第1139章 白蜡封路(1 / 1)

白蜡从归档口里流出来时,像一条没有温度的河。

它不往外铺,反而绕着钥影转圈。每转一圈,钥影就暗一分。林夜看懂了白蜡的用处:它不是封门,而是在拖延取钥时间,让真正取钥的人有机会把自己的席位洗干净。

白冠阁冷笑:“封路为护档。”

苏青禾没有争。她割下一片薄冰,放在蜡河边。冰不挡蜡,只记录流速。白蜡流得越快,她掌心裂口越深,血珠刚冒出来便被冷意凝住,像几颗很小的红星。

顾长风下意识想替她挡,被她一个眼神按回去。

“别挡。”她说,“挡了就看不见它在赶时间。”

宋砚把这句原样写下。挑剔的证词有时不需要华丽,只要把代价写清楚。蜡河在冰片旁留下三次加速,分别对应少司伸手、青泥亮字、徐临按伤。每一次有证据靠近第一席,白蜡就加速一次。

阿衡用炉钩挑起河尾一点白蜡,蜡里忽然浮出一只手套。

手套不是实物,是被蜡封住的投影。内侧两个小字很浅:代席。

门前一片安静。

代席意味着有人替观证席上的正主坐过,也意味着今晚所有“席动”都可能不是本人动作。白冠阁终于露出第二层退路:若第一席被逼出来,它还可以说那夜坐席的人只是代席。

林夜却没有顺着代席追。他问:“谁有资格替第一席?”

这个问题落下,蜡河第一次停滞。代席不是普通替补,它要拿到夜启钥、改签权和观证位三样许可。
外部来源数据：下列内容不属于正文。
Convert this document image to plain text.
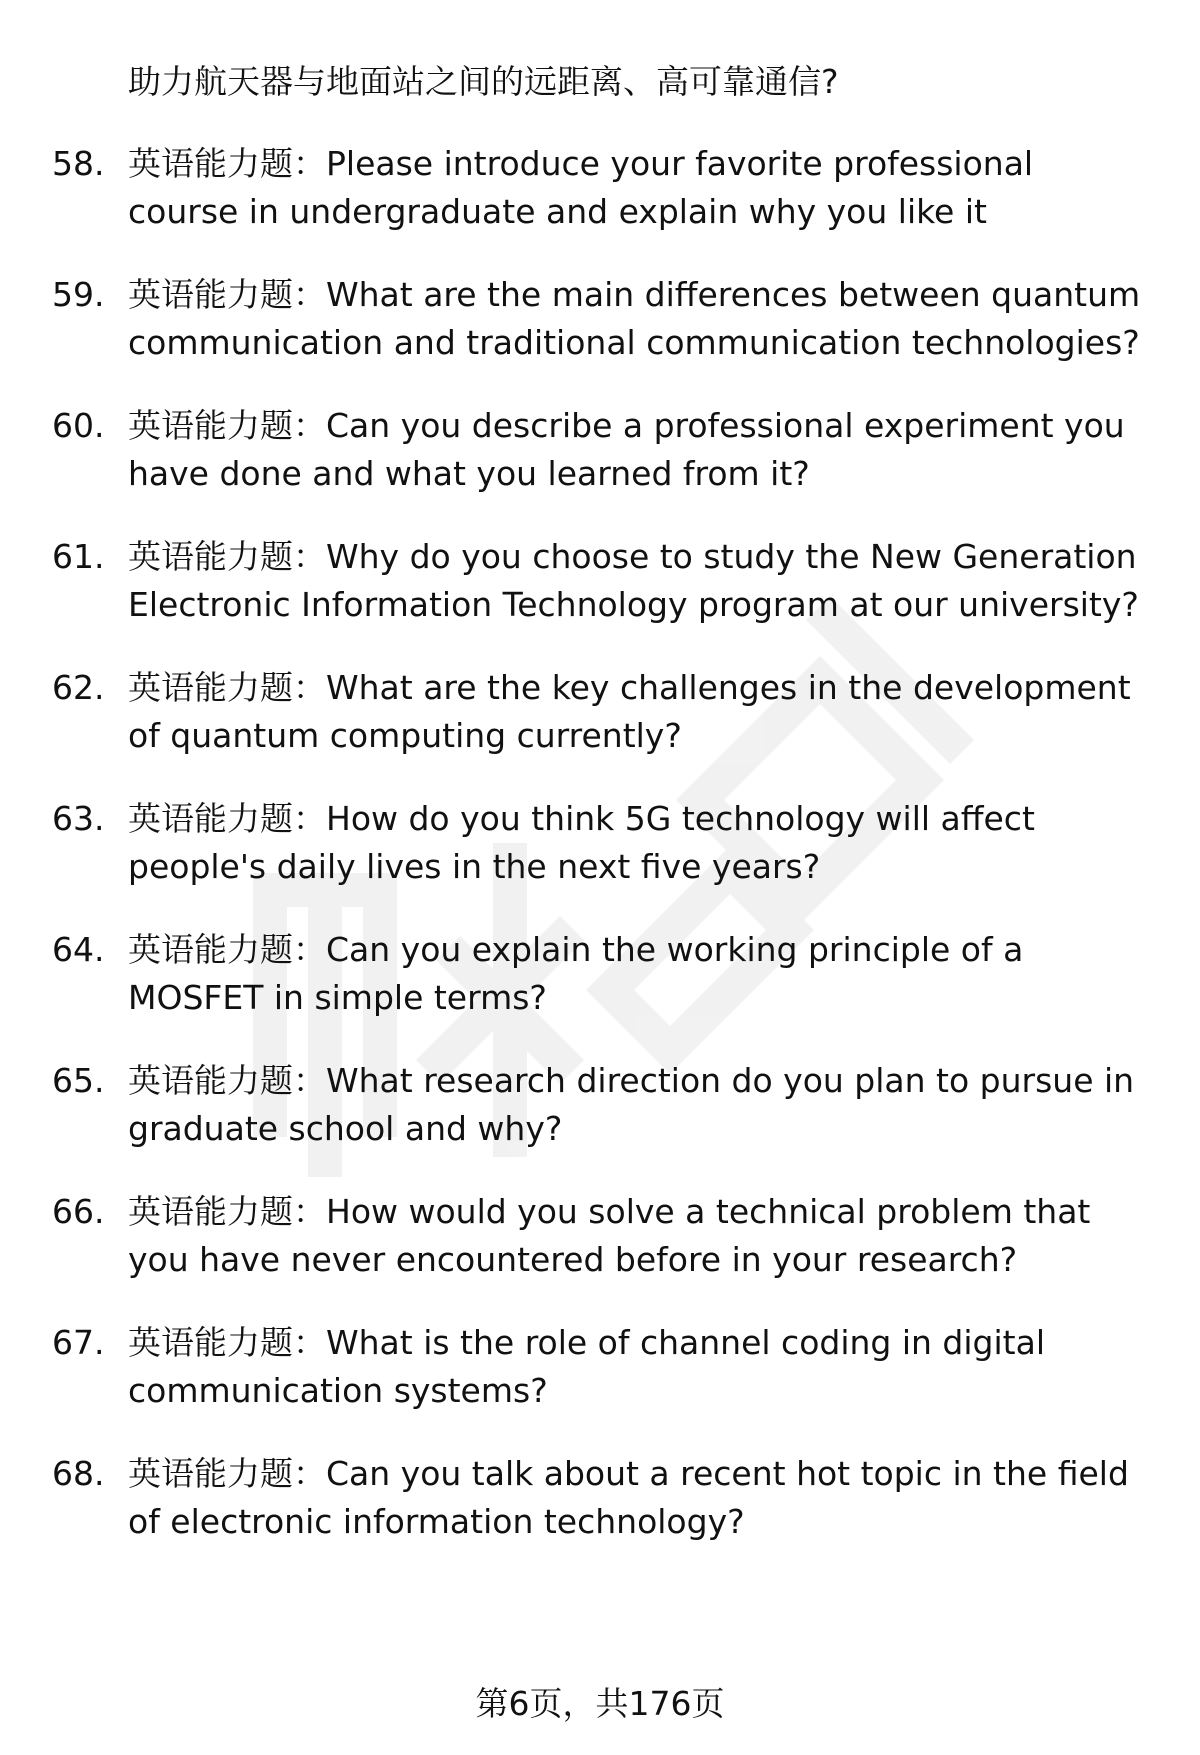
助力航天器与地面站之间的远距离、高可靠通信?
58. 英语能力题：Please introduce your favorite professional course in undergraduate and explain why you like it
59. 英语能力题：What are the main differences between quantum communication and traditional communication technologies?
60. 英语能力题：Can you describe a professional experiment you have done and what you learned from it?
61. 英语能力题：Why do you choose to study the New Generation Electronic Information Technology program at our university?
62. 英语能力题：What are the key challenges in the development of quantum computing currently?
63. 英语能力题：How do you think 5G technology will affect people's daily lives in the next five years?
64. 英语能力题：Can you explain the working principle of a MOSFET in simple terms?
65. 英语能力题：What research direction do you plan to pursue in graduate school and why?
66. 英语能力题：How would you solve a technical problem that you have never encountered before in your research?
67. 英语能力题：What is the role of channel coding in digital communication systems?
68. 英语能力题：Can you talk about a recent hot topic in the field of electronic information technology?
第6页，共176页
三样许可同时给出去,责任就不会只在一个年轻少司身上。

蜡河尽头冒出一个新的鼓包。鼓包破开时,一枚手套扣落到灰盐里,扣眼方向正对内殿换手册。

白蜡手套露出“代席”后,门内传来一声极短的笑。那笑声不是白冠阁的苍老音,也不是少司的年轻嗓,夹在两者之间,像有人在暗门后故意让众人听见一半。林夜捕到这半声,反而没有追问是谁笑。

他让宋砚记录笑声出现的时间:手套现字之后,白蜡停流之前。这个时间把暗门后的人和代席手套绑在同一段流程里。苏青禾再用冰片量蜡河,发现笑声出现后蜡河慢了三息。三息足够换手,也足够把第一席亲核的印号从明处拖向暗处。

蜡河慢下三息后,暗门里的笑声也像被冻住。笑的人原本想让众人追声,可当宋砚把时间写死,它就从诱饵变成了脚印。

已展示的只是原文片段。